"Hi, 'Earty!" Bindle called to Mr. Hearty as he left the leader of the glee-party. "When's the Ole Bird comin'?"
Mr. Hearty turned. "The old bird?" he interrogated with lifted eyebrows.
"Lady Knob-Kerrick," bawled Alice, throwing open the door with a flourish.
Lady Knob-Kerrick sailed into the room, her head held high in supercilious superiority. Following her came her companion, Miss Strint, who had carried self-suppression and toadyism to the point of inspiration. Immediately behind came John, Lady Knob-Kerrick's footman, bearing before him the illuminated address, the purse containing fifty Treasury pound notes, and the silver-mounted hot-water bottle.

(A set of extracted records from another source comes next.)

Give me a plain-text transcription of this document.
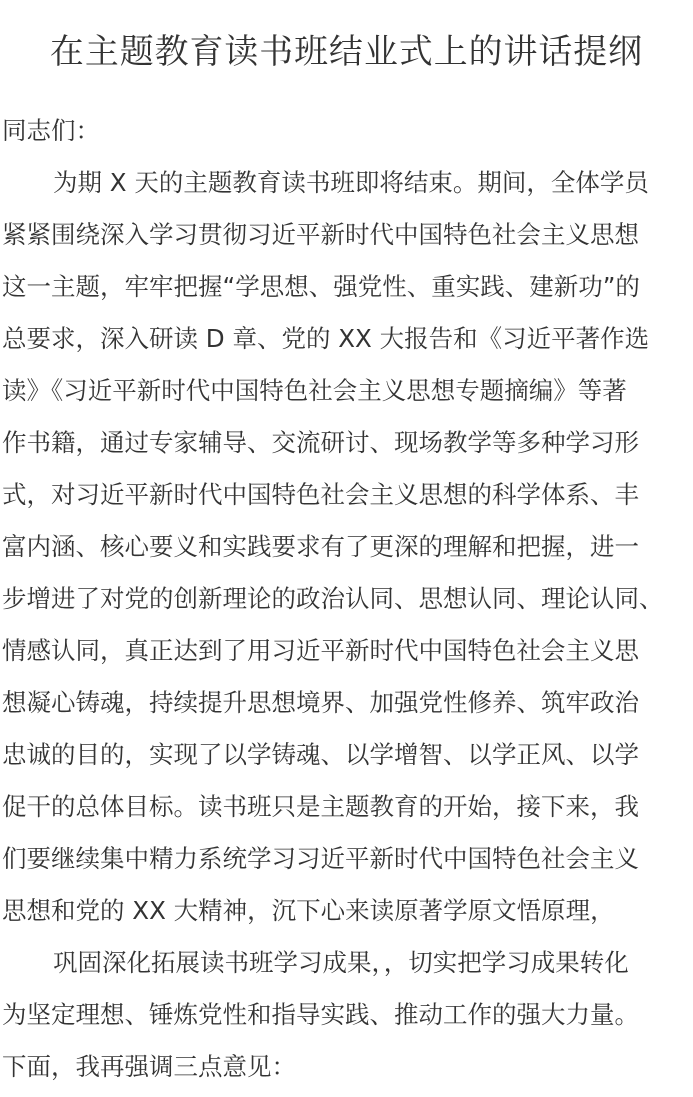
在主题教育读书班结业式上的讲话提纲
同志们：
为期 X 天的主题教育读书班即将结束。期间，全体学员
紧紧围绕深入学习贯彻习近平新时代中国特色社会主义思想
这一主题，牢牢把握“学思想、强党性、重实践、建新功”的
总要求，深入研读 D 章、党的 XX 大报告和《习近平著作选
读》《习近平新时代中国特色社会主义思想专题摘编》等著
作书籍，通过专家辅导、交流研讨、现场教学等多种学习形
式，对习近平新时代中国特色社会主义思想的科学体系、丰
富内涵、核心要义和实践要求有了更深的理解和把握，进一
步增进了对党的创新理论的政治认同、思想认同、理论认同、
情感认同，真正达到了用习近平新时代中国特色社会主义思
想凝心铸魂，持续提升思想境界、加强党性修养、筑牢政治
忠诚的目的，实现了以学铸魂、以学增智、以学正风、以学
促干的总体目标。读书班只是主题教育的开始，接下来，我
们要继续集中精力系统学习习近平新时代中国特色社会主义
思想和党的 XX 大精神，沉下心来读原著学原文悟原理，
巩固深化拓展读书班学习成果，，切实把学习成果转化
为坚定理想、锤炼党性和指导实践、推动工作的强大力量。
下面，我再强调三点意见：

Bindle started clapping vigorously. Two or three other guests followed suit; but the look Lady Knob-Kerrick cast about her proved to them conclusively that Bindle had done the wrong thing.
"It is most kind of your ladyship to come." Mr. Hearty fussed about Lady Knob-Kerrick, walking deprecatingly upon his toes. She appeared entirely oblivious of his presence. He turned towards the harmonium and made frantic signals to the leader of the glee-party. Suddenly the quartette broke into song, every word ringing out clearly and distinctly:
There's the blue eye and the brown eye, the grave eye and the sad,
There's the pink eye and the green eye and the eye that's rolling mad;
But of all the eyes that eye me, be they merciful or bad,
The eye that I would choose is what they call "The Glad."
THE GLAD EYE.
The last line was rolled out sonorously by the bass.
The company looked at one another in amazement. Lady Knob-Kerrick, scarlet with rage, glared through her lorgnettes at the singers and then at Mr. Hearty, who from where he stood petrified gazed wonderingtly at the glee-party. Mrs. Bindle, with great presence of mind, moved swiftly across the room, and caught the falsetto by the lapel of the coat just as he had opened his mouth to begin his solo verse, dealing with the knowledge acquired by a flapper from the country in the course of a fortnight's holiday in London. Mrs. Bindle made it clear to the leader that as far as the Alton Road Chapel was concerned he was indulging in an optical delusion.